The Beaver Spirit Animal Totem teaches that what often gets in the way of enjoying ourselves is a compulsive need to feel singularly important and a desire to be the best, most beautiful, most intelligent, most amazing… ever at a given task. Western perspectives seek grandeur to a detriment. Our fairy tales illustrate this need to be uniquely special with stories of princesses of the most exceptional beauty being chosen by the richest most successful prince of all the land. We often cultivated a need to feel exclusive and exempt from our surrounding conditions. This need to be the best at what we do is a deadly egoic trap that prevents us from experiencing the fun of simple actions. It is not necessary to reinvent an activity to enjoy it. It is not necessary to reach thousands of people if you are able to reach yourself. We do not have to be masters of a craft to justify spending time doing it.
But Beaver medicine also offers guidance on how to become a master of any endeavor by making the distinction between discipline and consistency. Consistency is an Industrial Age myth that attempts to turn your body and mind into a machine by a force of will. It is impossible to maintain consistency indefinitely. Eventually, you will have to stop whatever you are doing and allow your understanding to expand from the effort you put forth. If you persist in a doing without the opportunity to expand into stillness your technique may be laudable but your expression will not move hearts.
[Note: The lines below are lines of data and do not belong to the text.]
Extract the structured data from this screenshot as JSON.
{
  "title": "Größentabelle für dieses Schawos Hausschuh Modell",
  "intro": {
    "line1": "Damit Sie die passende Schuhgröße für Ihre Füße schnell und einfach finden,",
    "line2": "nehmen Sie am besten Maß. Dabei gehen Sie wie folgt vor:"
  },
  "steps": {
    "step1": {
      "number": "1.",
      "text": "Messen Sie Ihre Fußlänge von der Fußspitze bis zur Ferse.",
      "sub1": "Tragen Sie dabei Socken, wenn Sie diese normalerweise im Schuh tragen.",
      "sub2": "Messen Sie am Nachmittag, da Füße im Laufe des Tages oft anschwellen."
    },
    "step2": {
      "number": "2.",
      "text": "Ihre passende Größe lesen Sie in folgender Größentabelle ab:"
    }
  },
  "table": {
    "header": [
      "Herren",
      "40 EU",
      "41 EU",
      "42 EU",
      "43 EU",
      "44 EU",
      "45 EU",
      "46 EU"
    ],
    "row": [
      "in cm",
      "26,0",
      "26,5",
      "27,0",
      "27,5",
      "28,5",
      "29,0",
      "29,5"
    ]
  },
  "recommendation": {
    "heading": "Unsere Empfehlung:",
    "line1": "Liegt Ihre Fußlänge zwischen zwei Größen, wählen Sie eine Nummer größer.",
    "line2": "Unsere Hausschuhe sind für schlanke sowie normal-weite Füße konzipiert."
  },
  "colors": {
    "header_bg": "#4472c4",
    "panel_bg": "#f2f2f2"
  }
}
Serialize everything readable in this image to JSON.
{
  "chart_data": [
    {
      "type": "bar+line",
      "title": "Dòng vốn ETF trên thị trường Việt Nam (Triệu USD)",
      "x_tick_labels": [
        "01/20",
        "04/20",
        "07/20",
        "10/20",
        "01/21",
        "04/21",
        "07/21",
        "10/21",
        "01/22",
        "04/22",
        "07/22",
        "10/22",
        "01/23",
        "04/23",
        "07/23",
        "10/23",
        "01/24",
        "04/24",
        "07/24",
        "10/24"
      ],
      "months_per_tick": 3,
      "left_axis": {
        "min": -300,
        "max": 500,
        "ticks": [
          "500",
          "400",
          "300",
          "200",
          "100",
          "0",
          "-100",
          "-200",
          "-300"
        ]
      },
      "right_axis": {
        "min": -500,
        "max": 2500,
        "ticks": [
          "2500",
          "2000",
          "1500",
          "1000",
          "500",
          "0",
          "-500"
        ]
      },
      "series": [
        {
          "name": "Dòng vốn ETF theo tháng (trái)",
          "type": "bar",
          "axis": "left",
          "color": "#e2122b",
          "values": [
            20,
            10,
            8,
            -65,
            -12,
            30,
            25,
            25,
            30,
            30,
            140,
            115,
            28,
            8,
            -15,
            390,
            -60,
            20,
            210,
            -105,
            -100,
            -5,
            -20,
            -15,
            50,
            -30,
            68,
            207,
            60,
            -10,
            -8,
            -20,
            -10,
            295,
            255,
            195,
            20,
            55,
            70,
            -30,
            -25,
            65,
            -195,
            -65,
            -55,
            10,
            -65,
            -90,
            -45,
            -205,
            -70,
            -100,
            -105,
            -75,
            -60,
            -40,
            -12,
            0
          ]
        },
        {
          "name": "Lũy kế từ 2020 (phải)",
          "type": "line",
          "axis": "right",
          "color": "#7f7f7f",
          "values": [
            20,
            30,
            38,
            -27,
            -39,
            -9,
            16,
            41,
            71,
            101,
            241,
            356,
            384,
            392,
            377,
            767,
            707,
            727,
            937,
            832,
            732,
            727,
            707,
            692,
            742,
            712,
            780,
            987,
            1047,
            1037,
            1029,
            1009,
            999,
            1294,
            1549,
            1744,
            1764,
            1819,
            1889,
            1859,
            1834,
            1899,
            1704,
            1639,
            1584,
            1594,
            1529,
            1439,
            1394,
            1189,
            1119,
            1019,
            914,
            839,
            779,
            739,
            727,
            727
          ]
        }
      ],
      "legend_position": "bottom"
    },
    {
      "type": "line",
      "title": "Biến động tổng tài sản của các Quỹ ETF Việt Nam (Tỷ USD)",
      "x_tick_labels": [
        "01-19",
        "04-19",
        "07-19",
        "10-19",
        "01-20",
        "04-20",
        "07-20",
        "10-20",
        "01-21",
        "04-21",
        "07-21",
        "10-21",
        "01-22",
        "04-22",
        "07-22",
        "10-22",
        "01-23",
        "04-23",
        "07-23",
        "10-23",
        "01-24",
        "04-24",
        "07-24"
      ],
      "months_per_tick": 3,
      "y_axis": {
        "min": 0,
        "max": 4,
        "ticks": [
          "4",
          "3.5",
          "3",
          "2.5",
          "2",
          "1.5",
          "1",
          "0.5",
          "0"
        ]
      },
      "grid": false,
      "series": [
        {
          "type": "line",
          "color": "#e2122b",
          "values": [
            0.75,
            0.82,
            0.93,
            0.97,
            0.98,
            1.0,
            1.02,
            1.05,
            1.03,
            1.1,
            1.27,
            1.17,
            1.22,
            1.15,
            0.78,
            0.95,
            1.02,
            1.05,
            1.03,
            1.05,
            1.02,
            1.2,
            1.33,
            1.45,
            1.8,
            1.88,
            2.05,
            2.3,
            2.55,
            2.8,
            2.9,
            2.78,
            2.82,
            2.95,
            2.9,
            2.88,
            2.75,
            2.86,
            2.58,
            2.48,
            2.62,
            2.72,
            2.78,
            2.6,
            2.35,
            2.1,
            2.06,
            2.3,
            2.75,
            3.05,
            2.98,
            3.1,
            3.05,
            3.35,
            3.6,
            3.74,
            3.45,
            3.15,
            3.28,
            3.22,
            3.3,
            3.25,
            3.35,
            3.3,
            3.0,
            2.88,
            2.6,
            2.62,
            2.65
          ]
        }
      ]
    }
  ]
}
Discipline, on the other hand, is a deeper skill that is not threatened by a break in consistency. Discipline is the ability to start again anew from seeming scratch no matter how far off the path we’ve been blown. Trying to force a regiment of consistent behavior that ignores the natural ebb and flow of personal energy ultimately creates a torture device where you cycle round fabricated failures. Some days you can make it to the top of your hike and some days you can’t get your shoes on. Some days you write ten pages and some days you sit and stare. Your actions do not need to define your being. Urgently engaging in a commotion of busy work to prove consistent behavior is, in truth, hiding a deeper fear of stillness. But Discipline acts like a magnet in your bones ever pulling you towards true North. Discipline is the ability to place attention on a task while also letting your desire wax and wain, trusting that what you are truly seeking will emerge and find you.